I wish I could say the book was the Bible, but it was not. The book was, The Night Before Christmas. This book described and promoted the central character of Christmas to every child. As we know, that central figure was not Jesus Christ, but Santa Claus. (The information about Christmas was taken from the book, The Battle for Christmas by Stephen Nissenbaum.)
Christmas has changed, and the traditions vary according to how and what is emphasized. However, it seems all of practices of past Christmases are present today in our society. There is the partying, the gift giving, the religious recognitions, the singing, and family gatherings, but sadly it remains mainly pagan because the abuses and hardships put on family by commercialism, which is pagan at the core and motivated by covetousness and greedy people, is what often drives Christmas. James 1:17 tells us all wonderful gifts come from the Father above and not some fictional character. The abuses are also present in different ways and sadly, those who have abundance can prove to be misers, the poorest people in the world because of their attitude towards God, life, and genuine giving.

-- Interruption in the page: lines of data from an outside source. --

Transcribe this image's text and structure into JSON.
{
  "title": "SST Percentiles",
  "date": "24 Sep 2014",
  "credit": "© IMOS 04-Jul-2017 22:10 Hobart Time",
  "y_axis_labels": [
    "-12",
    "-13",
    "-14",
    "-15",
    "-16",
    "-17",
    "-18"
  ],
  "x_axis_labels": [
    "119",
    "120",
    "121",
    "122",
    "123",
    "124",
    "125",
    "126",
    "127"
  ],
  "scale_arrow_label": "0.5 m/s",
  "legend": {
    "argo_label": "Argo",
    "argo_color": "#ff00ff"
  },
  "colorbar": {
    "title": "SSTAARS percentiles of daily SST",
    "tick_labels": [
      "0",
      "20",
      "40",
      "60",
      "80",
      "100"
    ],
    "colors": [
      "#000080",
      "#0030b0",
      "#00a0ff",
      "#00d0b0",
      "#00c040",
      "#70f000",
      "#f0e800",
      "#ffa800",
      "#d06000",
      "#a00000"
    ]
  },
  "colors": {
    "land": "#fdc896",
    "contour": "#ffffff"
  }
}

As you can see, Thanksgiving stands between a Satanic holiday and Christmas, a holiday with grave pagan origins. How we approach each holiday is our choice. Whether we observe it or denounce it is based on our understanding and preference. However, whether we observe it or not will depend on whether we make it our tradition. Christmas is one tradition that one can own for self. The truth is every practice outside of Christ is pagan, every holiday outside of finding the life and sacrifice of Christ in the midst is useless. Every day that is not dedicated to the Lord will prove vain, and every activity that is void of godly honor will prove a disgrace in the end.

The reason some of the religious leaders years ago decided they would set aside December 25th to celebrate the fact that Jesus was born into the human race was clearly their way of taking back one day that had been hijacked in a destructive way. Were they wrong? I believe for the most part their hearts and motives were in the right place, and I also believe if people’s hearts are pure and right in celebrating Jesus’ great entrance into the world on December 25th, that they are not wrong either.

My heart this season of peace and good-will to all men is that we cease from looking backwards, arguing over dates, and getting caught up in unprofitable debates. As believers, we can all agree that Jesus came into this world, sent by the Father to redeem us, and because of His great gift of love, our lives have been forever changed. It you memorialize Jesus’ Incarnation on the 25th of December, I bid you a blessed Christmas and if you do not, we together can still rejoice, for it is the day that the Lord has made.